1985-ral-outtakeHere is another excerpt from It’s Not Only Rock ‘n’ Roll: Iconic Musicians Reveal the Source of Their Creativity by Jenny Boyd with Holly George-Warren.

Chemicals and Creativity

Stevie Nicks described how in the past she used drugs and alcohol to assuage her fears of performing. She, like Eric [Clapton], has found that once onstage she can rid herself of fright simply through performance.
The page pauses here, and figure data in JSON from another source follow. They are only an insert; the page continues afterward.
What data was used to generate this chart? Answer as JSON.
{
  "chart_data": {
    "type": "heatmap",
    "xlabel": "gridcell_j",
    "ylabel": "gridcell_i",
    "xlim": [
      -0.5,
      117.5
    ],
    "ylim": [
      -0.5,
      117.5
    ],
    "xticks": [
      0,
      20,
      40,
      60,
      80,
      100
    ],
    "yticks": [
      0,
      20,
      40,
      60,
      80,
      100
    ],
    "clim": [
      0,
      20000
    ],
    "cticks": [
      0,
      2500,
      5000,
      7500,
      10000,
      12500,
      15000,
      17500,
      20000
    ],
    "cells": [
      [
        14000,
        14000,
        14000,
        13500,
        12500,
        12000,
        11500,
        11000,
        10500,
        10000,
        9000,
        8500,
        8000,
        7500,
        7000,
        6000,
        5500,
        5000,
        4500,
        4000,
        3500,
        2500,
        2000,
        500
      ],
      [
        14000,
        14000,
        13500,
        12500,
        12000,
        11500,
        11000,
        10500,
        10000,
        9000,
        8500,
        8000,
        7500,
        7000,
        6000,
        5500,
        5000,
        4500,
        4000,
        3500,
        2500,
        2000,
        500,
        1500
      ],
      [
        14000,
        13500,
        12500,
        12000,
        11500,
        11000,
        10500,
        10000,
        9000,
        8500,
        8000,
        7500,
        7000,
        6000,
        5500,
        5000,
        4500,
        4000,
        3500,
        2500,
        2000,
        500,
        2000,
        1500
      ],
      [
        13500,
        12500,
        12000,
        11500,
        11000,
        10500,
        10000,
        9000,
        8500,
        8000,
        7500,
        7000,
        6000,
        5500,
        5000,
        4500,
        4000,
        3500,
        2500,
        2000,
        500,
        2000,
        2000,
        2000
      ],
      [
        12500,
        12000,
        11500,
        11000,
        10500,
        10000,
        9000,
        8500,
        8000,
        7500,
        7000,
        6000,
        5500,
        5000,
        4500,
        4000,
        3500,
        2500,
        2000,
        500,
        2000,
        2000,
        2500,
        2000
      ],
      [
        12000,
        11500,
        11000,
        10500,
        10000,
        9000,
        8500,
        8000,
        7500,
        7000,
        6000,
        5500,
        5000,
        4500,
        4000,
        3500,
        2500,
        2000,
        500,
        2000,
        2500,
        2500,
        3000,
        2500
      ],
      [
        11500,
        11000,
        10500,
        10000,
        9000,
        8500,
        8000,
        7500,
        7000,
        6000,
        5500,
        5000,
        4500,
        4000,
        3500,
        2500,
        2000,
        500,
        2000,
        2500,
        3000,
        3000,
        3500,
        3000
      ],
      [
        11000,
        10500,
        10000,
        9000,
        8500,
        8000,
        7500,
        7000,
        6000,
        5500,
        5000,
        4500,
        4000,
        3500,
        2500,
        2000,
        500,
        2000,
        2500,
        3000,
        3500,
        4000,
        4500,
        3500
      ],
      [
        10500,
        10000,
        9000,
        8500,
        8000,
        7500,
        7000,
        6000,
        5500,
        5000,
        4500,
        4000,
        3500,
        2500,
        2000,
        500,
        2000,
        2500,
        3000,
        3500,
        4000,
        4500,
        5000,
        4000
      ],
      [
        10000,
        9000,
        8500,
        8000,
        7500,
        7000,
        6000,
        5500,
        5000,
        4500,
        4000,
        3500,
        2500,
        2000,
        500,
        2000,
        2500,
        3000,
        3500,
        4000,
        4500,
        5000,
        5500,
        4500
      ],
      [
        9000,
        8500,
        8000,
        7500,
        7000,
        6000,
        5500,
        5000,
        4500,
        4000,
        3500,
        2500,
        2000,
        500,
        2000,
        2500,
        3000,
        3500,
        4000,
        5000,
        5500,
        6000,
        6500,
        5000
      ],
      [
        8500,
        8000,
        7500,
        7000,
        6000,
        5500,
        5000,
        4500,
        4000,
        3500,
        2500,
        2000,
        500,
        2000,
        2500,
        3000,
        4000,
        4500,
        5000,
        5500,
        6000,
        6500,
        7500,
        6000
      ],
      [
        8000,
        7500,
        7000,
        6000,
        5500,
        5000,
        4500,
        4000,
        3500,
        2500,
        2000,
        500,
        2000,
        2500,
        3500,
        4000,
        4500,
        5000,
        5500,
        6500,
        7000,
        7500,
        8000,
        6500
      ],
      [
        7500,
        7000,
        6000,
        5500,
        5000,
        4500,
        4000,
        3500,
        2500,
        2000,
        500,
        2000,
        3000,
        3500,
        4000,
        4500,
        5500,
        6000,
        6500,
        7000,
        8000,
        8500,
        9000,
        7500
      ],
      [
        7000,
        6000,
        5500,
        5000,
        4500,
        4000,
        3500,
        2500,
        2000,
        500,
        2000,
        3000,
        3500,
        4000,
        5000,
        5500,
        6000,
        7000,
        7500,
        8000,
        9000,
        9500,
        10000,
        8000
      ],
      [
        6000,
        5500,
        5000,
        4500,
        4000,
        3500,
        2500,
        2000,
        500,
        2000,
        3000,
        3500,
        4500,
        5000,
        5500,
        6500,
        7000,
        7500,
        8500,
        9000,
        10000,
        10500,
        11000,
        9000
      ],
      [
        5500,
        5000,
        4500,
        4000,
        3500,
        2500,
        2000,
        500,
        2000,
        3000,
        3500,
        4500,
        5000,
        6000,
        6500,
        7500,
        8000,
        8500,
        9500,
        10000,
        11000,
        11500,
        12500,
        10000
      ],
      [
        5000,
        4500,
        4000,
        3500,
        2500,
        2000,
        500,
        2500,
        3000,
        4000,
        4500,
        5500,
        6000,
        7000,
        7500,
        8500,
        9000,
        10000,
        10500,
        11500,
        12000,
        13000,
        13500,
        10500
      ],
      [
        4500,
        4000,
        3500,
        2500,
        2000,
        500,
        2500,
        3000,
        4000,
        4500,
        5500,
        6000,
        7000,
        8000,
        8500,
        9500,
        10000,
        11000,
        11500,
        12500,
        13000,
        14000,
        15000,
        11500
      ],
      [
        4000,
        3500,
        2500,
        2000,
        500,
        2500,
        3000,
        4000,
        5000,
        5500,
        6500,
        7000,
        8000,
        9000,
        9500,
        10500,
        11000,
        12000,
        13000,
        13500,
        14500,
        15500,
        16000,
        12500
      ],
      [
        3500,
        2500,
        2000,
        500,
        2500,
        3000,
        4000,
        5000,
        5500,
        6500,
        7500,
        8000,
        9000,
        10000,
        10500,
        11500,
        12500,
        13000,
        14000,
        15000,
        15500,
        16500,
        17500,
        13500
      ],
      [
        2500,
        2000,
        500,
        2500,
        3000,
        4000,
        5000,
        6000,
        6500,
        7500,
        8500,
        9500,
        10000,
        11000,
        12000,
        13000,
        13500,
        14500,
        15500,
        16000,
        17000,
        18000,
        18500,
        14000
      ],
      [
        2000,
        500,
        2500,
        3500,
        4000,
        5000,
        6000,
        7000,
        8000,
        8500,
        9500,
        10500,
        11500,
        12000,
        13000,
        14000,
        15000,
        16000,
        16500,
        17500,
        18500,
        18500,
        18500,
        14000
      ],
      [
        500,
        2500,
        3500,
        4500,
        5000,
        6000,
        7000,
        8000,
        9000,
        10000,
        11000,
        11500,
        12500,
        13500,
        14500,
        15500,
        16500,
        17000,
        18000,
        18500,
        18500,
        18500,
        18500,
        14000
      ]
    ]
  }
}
“In the beginning [stimulants] made you brave. You’re scared to walk onstage in front of a bunch of people. Last night [performing at a club] in front of only 200 people, my knees were knocking together. I was holding onto the microphone and my hand was shaking because I was so nervous. The old days to get away from that you have a drink, or whatever anybody does, and you got brave and so you don’t have to experience that terrible fear. I get terrible stage fright where I’m very, very nervous. The last 10 minutes before I go on, my hands are really shaking to the point of having a lot of trouble working with my makeup or anything. It hits me about 15 minutes before we go on. I’m almost sick to my stomach and it’s difficult for me. It used to be that you’d have a shot of vodka and tonic and you’d calm down.

“[But] the second I’m onstage [I realize that] I’m not nervous anymore. I think I’m going to be, I think I’m going to be nervous all the way through the song, but I’m not. The second I walk out, and the second I start to sing, it just goes away, and I’m totally confident. I know now that once I’m out there, I’m fine. That’s probably why in the old days people did start doing drugs and stuff because they were simply afraid. Then that becomes a habit; you think you absolutely can’t do it without it.

“A lot of use realize we’re really lucky to be alive. The ones of us who did make it pretty much cherish the fact that we are alive. You have to learn if you can’t depend on yourself without [chemicals], you might as well stop doing it and go do something else, because it isn’t worth dying for.”

In the past Stevie used chemicals not only to get through performances, she said, but as a crutch for writing. “As far as being creative, [chemicals], made you feel that you were braver, so you were more likely to say more, to write down more, to give away more of the secret or to maybe say too much, and that’s the vicious cycle of drugs and alcohol. You think it’s making you better and in the long run it’s not. It’s taking away the actual essence of what you started out to do.”

Stevie also spoke of her difficulties adapting to a creative life without drugs. “It’s hard to adjust back; it’s hard for everybody. Some people have and some haven’t, and I wonder sometimes who will be the ones… I know we will lose a few more and I think, thank God, it’s not going to be me. Because I’m definitely going to be sitting in my rocking chair on my porch somewhere when I’m 80 years old, and I’m not going to be one of those people who they have a TV special on, and people sit around and cry. But it is difficult, and probably will always be difficult to accept this whole life in a different way. Because for so long it was lived under that dream cloud, dream child world of different kinds of drugs.”